La semana pasada Apple TV estrenó un documental en cinco partes que se llama Mr. Scorsese. Dirigido por Rebecca Miller, retrata vida y obra del autor de películas como Taxi Driver (1976), Toro salvaje (Raging Bull, 1980), Goodfellas (1990) y Pandillas de Nueva York (Gangs of New York, 2002). Scorsese es uno de mis cineastas favoritos desde hace casi medio siglo, cuando, a fines de los '70, arrastré a mi padre a ver Taxi Driver en el cine Lorca. A la salida, la calle Corrientes enchastrada por llovizna me sorprendió como un eco de la Nueva York del film — una ciudad sórdida.
A fines de los '80 tomé un barco y un avión para ir y venir de Montevideo en el día.
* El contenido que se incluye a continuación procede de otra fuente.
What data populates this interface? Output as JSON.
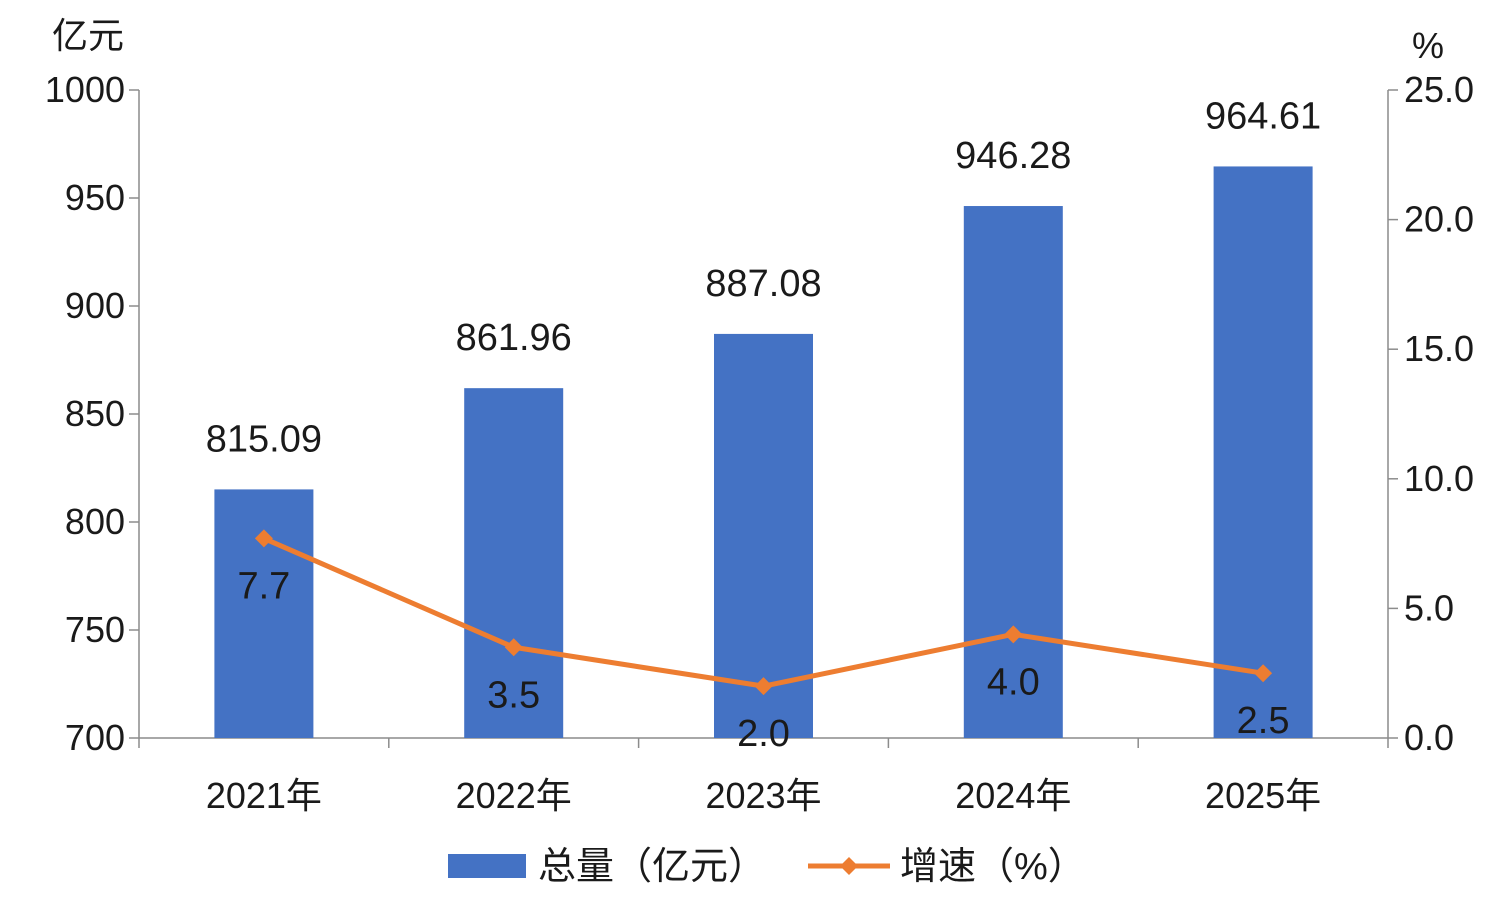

Fui a ver La última tentación de Cristo, undécimo largometraje de Scorsese, que acá estaba prohibido. (Lo hice con la excusa de escribir algo para uno de los medios donde trabajaba. A veces el periodismo sirve para algo.) Y en el '93 lo entrevisté en Venecia, en cuyo festival estrenaba La edad de la inocencia (The Age of Innocence). Lo primero que me dijo, apenas me presentaron como periodista argentino, fue que justo antes de viajar había visto La casa del ángel, película de Torre Nilsson que data del '57. Y yo le creí, por supuesto. Scorsese es una enciclopedia viviente del cine, pero no de cualquier cine. (Tarantino, por ejemplo, es una enciclopedia respecto del cine trash y Clase B.) A Scorsese le gusta el gran cine internacional, lo que antes se llamaba cine arte.

El documental me dio ganas de revisar su filmografía. Mientras esperaba su estreno, había vuelto a ver Después de hora (After Hours, 1985) y Los infiltrados (The Departed, 2006). Pero, como me quedó sonando un comentario del guionista Paul Schrader durante Mr. Scorsese, lo primero que busqué a continuación fue Taxi Driver... y me quedé enganchado.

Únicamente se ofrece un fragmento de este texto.